• Êtes-vous une personne ?

    Ce que j'imite me limite. Car alors je me fixe un but, une forme qui me semble idéale et désirable. Mais je n'imite que la forme, qui n'est que l'ombre projetée de l'idée. La forme n'a pas de signification réelle. L'extérieur n'est pas vivant. Le gant n'est pas la main.

    Qui m’imite tend à me limiter, car il m’interprète selon sa propre limitation, me forme à son désir et me fige dans une représentation qui n’est rien de plus que l’image qu’il a de moi, selon les capacités de sa propre imagination, et qui peut peser sur la mienne.
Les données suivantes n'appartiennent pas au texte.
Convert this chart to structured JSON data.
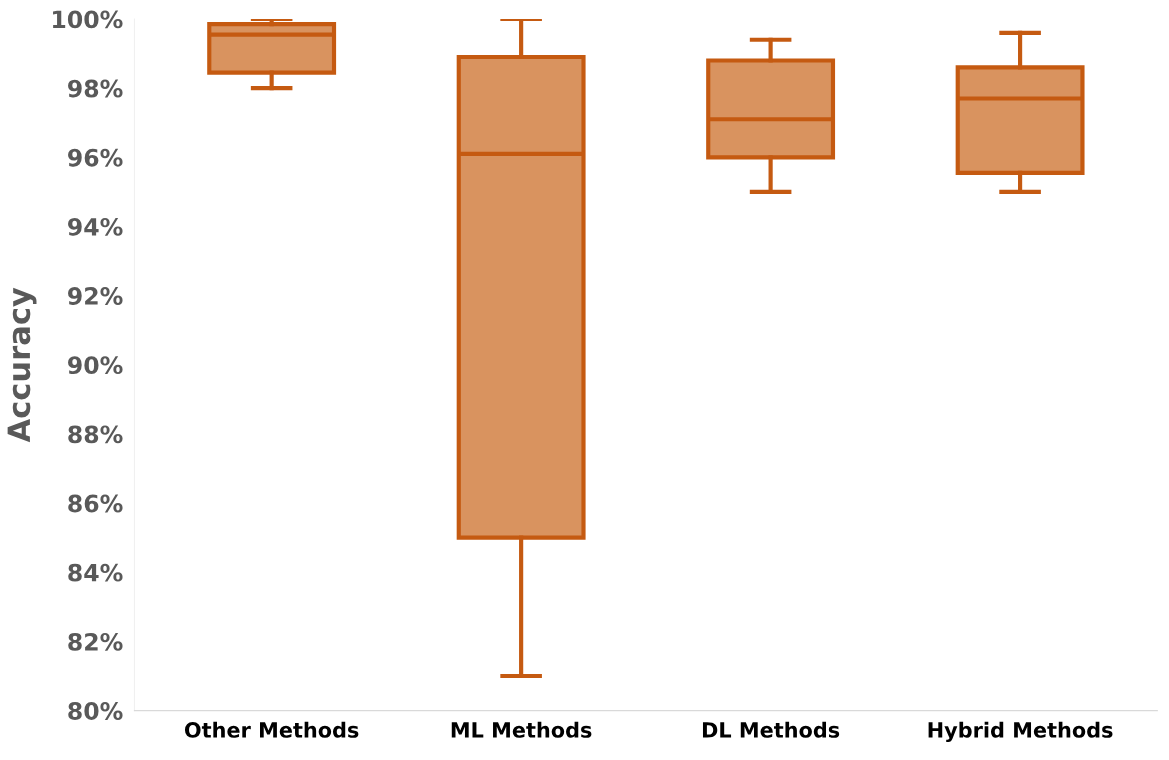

Il y a une interaction permanente entre moi et l’autre, qui rend encore plus difficile la réalisation de Qui je Suis.

    Les idoles, les stars, qui sont bien peu de chose les lumières éteintes, si elles n’ont pas la force de passer au-delà, ne se nourrissent que d’énergies serviles et très basses, qui en réalité les vampirisent par soustraction de la substance de leur image. Cela explique le nombre extrêmement élevé de suicides, drames, dépression et excès constatés dans ce milieu.

    Imiter c’est tendre à devenir l’image qui semble bonne. C’est suivre. Dois-je vouloir être bel et bon, selon mon propre curseur, qui varie sans cesse, en fonction des modèles rencontrés ?

    Quelqu’un me plaît. Je veux être comme. Commun. Con. Conforme.

    Quand je me conforme, ma forme devient commune. Comme une autre. Reflet. Plasma. Je perds donc toute possibilité d’Être.

    Il existe une tendance au mimétisme négatif : vouloir se différencier à tout prix. Pour un résultat identique.

    Je suis original lorsque je transmets dans ma forme la structure originelle de ma véritable forme, enfin pure de toute influence ou scorie, de toute attente, de toute crainte, de tout désir.

    Alors, étant devenu parfait, je peux exprimer la voix de l’Origine (étymologiquement : qui vient de la lumière), celle qui traverse le mur de la matière pour résonner comme par un tuyau – on dit maintenant un canal. Je suis alors enfin une Personne (per-sonnare).

    Toute imitation, tout mimétisme, tout désir de se fondre dans la masse par lassitude ou de se différencier par réaction doivent être bannis, tout désir de plaire, de se conformer à ce que l’autre attend de nous, tout cela doit être constamment débusqué et son énergie transmutée afin de laisser advenir à travers nous la voix et la lumière de l’Origine Eternellement Présente.

    Être beau n’est rien. Être bon non plus. Sage, riche, puissant, aimé, respecté, adulé, craint, suivi, apprécié, recherché, coté.

    De la rouille dans le tuyau. Attributs, guenilles. Fantômes, cadavres.

    Bouffe pour la lune, pour paraphraser Gurdjieff.

     

    Déjà publié le 18 janvier 2010.

     





  • Commentaires

    1
    zwyn
    Mardi 22 Avril 2014 à 11:32

    Ce texte tombe à pic pour moi. Car j'essayais de comprendre la théologie mystique  de Denys l'Aréopagite à travers le livre de Jean-Yves Leloup 'Un obscur et lumineux silence' que je lis en parallèle avec 'Les sept cité de l'amour' de Farid-ud-Din Attar. Je lis le tout à dose très homéopathique car j'avoue ne quasi rien comprendre ni à Denys ni à Attar. Denys qui pourtant a été le modèle de St Thomas d'Aquin. Et Attar au Sheikh ben Tounès. Mais force m'est de constater que mon intellect me limite très fortement ... et c'est tant mieux car il me rappelle qu'il me faut rester humble et avancer pas à pas, jour après jour.

    2
    elba
    Jeudi 24 Avril 2014 à 13:23

    Bonne petite piqure de rappel, VJ. Etre soi-même... ce n'est pas toujours aussi facile qu'on pourrait le croire.